Virtual Assistants
Intelligent Personal Assistants vs. Chatbots
An intelligent personal assistant is software that can assist people with basic tasks, usually using natural language. They can perform several tasks such as internal commands, web access. Either text or voice can trigger an action.
A voice assistant is an intelligent personal assistant that uses voice recognition, speech synthesis, and natural language processing to provide a service through a particular application.
A chatbot also known as a conversational agent is the main way to get assistance from a chatbot. Chatbots can simulate a conversation with a human user. Many companies use them in the customer service sector to answer basic questions and connect with a live person if necessary.

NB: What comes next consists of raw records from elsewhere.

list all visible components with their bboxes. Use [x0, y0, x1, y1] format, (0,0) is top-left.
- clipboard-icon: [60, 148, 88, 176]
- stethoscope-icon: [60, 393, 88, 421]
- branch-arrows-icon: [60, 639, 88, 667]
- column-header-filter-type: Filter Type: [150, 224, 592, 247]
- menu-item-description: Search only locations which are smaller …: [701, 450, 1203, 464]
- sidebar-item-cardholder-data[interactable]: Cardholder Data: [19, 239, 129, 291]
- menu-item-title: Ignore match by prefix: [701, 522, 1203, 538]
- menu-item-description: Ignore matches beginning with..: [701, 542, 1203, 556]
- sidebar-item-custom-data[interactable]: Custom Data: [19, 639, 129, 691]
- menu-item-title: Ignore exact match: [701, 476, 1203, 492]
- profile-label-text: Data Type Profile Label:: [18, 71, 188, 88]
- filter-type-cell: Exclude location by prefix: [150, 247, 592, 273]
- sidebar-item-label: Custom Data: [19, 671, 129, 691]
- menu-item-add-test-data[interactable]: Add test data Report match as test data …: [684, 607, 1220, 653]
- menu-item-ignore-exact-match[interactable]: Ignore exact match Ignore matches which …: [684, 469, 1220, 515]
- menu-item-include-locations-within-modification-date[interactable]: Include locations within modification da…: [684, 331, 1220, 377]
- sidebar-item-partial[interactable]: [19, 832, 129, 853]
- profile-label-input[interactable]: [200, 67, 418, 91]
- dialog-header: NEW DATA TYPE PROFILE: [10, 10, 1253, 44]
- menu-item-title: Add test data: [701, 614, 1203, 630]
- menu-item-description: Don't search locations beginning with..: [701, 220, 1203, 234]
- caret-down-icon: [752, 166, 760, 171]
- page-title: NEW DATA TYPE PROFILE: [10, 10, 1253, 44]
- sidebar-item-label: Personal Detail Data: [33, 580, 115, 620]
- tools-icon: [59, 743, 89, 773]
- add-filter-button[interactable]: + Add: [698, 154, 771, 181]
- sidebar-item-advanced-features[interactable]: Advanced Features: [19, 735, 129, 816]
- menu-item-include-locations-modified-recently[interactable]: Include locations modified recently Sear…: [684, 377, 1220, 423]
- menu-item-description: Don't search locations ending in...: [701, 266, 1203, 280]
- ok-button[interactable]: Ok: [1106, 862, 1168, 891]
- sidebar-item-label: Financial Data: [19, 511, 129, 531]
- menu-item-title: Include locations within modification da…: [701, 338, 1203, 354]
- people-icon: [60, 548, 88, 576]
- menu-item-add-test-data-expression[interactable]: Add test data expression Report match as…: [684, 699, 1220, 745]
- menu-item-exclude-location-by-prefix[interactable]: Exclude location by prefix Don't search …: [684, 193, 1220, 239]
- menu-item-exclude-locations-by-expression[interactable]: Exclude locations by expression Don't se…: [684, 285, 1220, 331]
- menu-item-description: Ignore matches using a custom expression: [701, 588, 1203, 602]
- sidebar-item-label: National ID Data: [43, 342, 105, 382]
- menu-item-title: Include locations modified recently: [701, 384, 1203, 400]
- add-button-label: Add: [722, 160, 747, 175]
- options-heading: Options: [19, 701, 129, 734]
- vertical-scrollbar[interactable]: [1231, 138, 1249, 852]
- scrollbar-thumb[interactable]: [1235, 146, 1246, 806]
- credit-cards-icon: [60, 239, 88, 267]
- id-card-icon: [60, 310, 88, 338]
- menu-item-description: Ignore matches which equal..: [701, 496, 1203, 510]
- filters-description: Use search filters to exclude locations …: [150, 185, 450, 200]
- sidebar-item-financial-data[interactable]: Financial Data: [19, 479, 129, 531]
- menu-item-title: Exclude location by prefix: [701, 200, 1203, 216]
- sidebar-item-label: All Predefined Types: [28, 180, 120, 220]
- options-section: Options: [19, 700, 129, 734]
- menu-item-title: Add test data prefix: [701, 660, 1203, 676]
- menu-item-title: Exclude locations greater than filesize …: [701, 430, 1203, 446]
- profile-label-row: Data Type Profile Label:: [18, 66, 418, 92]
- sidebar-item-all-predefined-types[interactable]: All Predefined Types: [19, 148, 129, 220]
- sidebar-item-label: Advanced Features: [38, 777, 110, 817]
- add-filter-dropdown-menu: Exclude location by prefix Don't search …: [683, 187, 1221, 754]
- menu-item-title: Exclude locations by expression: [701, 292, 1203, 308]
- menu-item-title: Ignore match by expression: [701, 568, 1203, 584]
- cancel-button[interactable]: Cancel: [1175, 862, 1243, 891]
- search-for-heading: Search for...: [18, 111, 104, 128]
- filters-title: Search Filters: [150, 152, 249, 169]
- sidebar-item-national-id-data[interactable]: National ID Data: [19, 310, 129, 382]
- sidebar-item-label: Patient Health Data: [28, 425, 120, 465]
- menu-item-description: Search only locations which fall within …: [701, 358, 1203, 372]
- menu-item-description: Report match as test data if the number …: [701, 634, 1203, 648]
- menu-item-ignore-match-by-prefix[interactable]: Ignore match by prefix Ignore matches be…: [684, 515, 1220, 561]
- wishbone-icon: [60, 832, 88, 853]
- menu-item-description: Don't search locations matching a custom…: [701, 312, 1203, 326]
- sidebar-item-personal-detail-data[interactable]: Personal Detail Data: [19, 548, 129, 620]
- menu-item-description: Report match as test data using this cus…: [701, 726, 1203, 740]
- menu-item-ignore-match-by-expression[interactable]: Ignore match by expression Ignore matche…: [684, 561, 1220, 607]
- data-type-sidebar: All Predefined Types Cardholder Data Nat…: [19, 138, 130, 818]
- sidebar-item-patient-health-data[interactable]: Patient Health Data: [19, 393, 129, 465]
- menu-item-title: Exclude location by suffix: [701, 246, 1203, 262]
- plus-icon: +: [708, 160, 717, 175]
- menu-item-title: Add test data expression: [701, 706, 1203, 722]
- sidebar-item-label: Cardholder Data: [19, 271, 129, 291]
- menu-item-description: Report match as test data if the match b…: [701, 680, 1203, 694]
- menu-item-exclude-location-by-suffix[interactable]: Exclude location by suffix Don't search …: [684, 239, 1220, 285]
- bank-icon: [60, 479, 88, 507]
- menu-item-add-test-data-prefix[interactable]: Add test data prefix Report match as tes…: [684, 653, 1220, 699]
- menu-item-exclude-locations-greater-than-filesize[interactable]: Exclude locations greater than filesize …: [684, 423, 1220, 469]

Intelligent Personal Assistant:
- Simple dialog (linear/slot filling)
- Adaptable to owner
Chatbot:
- Often associated with a company
- usually replaces a customer service support person
- more complex dialog with multiple speech turns
Wake word detection
The wake word is what wakes the assistant. For example with the Google Assistant the wake word is "Hey Google".
Automatic Speech recognition
Current approaches for ASR are machine learning to learn words from speech signals. Frequency analysis is performed on each little slice of audio to learn the corresponding letters
Speech recognition
- Speaker
- Speaker's characteristics
- Age, gender, anatomy (vocal chords)
- Current state
- level of stress, emotional state
- Language and culture
- Utterance
- Utterance method
- Isolated words vs connected words
- Utterance context
- continuous speech vs spontaneous speech
- Production characteristics
- whisper vs normal voice vs scream
- Discourse Content
- domain
- the smaller the domain, the better the system performance
- larger domain -> more homophones
- vocabulary
- larger the vocab the more understanding
- Environment
- surrounding sounds
- transducer
- phone, headset, smart Speaker
- channel variability
- signal distortion
- echo
Intent detection
Intent detection is a problem of understanding the language (NLU).
NLU is very complex because the language is full of ambiguity.
Types of dialogs
Linear dialogs is a process of collecting all the necessary information to complete an action. This is used by intelligent personal assistants.
Non-linear dialogs are closer to "real" conversation with branches, twists and turns, based on changes to context. This is used by a conversational agent (chatbot). They are very complex to build, and can quickly become unmanageable.
Action
For a chatbot or a intelligent personal assistants to execute a desired action, it could require:
- Access to internal commands
- access to external suppliers
- access to knowledge based
- access to search engines
Access to internal commands
- access to "standard" or added applications
- internal commands like "set timer"
- other behavior
- "tell me a joke"
Access to external suppliers
- simple tasks requiring a service provider
- complex task requiring exchange of information with a service provider
Access to knowledge base
- Factual Q/A
Access to search engines
- web searches
Answer Generation
Types of answers:
- Answers that are pre-recorded
- answer templates with variables
Speech Synthesis
Speech synthesis is a form of output where a computer or other machine reads words to you out loud in a real or simulated voice played through a loudspeaker; the technology is often called text-to-speech (TTS).
Steps for speech synthesis include: preprocessing for disambiguation, words to phonemes, phonemes to sounds, modulation for intonation, volume.
Preprocessing
Preprocessing involves going through the text and cleaning it up so the computer makes fewer mistakes when it actually reads the words aloud.
Things like numbers, dates, times, abbreviations, acronyms, and special characters need to be turned into words.
Words to phonemes
These are the sound parts of word.
Five -> f-ay-v One -> w-ah-n
Phonemes to sounds
Speech synthesizers that use recorded human voices have to be preloaded with little snippets of human sound they can rearrange.
In other words, a programmer has to record lots of examples of a person saying different things, break the spoken sentences into words and the words into phonemes.
If there are enough speech samples, the computer can rearrange the bits in any number of different ways to create entirely new words and sentences.
Modulation
As any good actor can demonstrate, a sentence can be read in different ways depending on the meaning of the text, the person speaking and the emotions it wishes to express.
In linguistics, this idea is known as prosody and is one of the most difficult problems for voice synthesizers.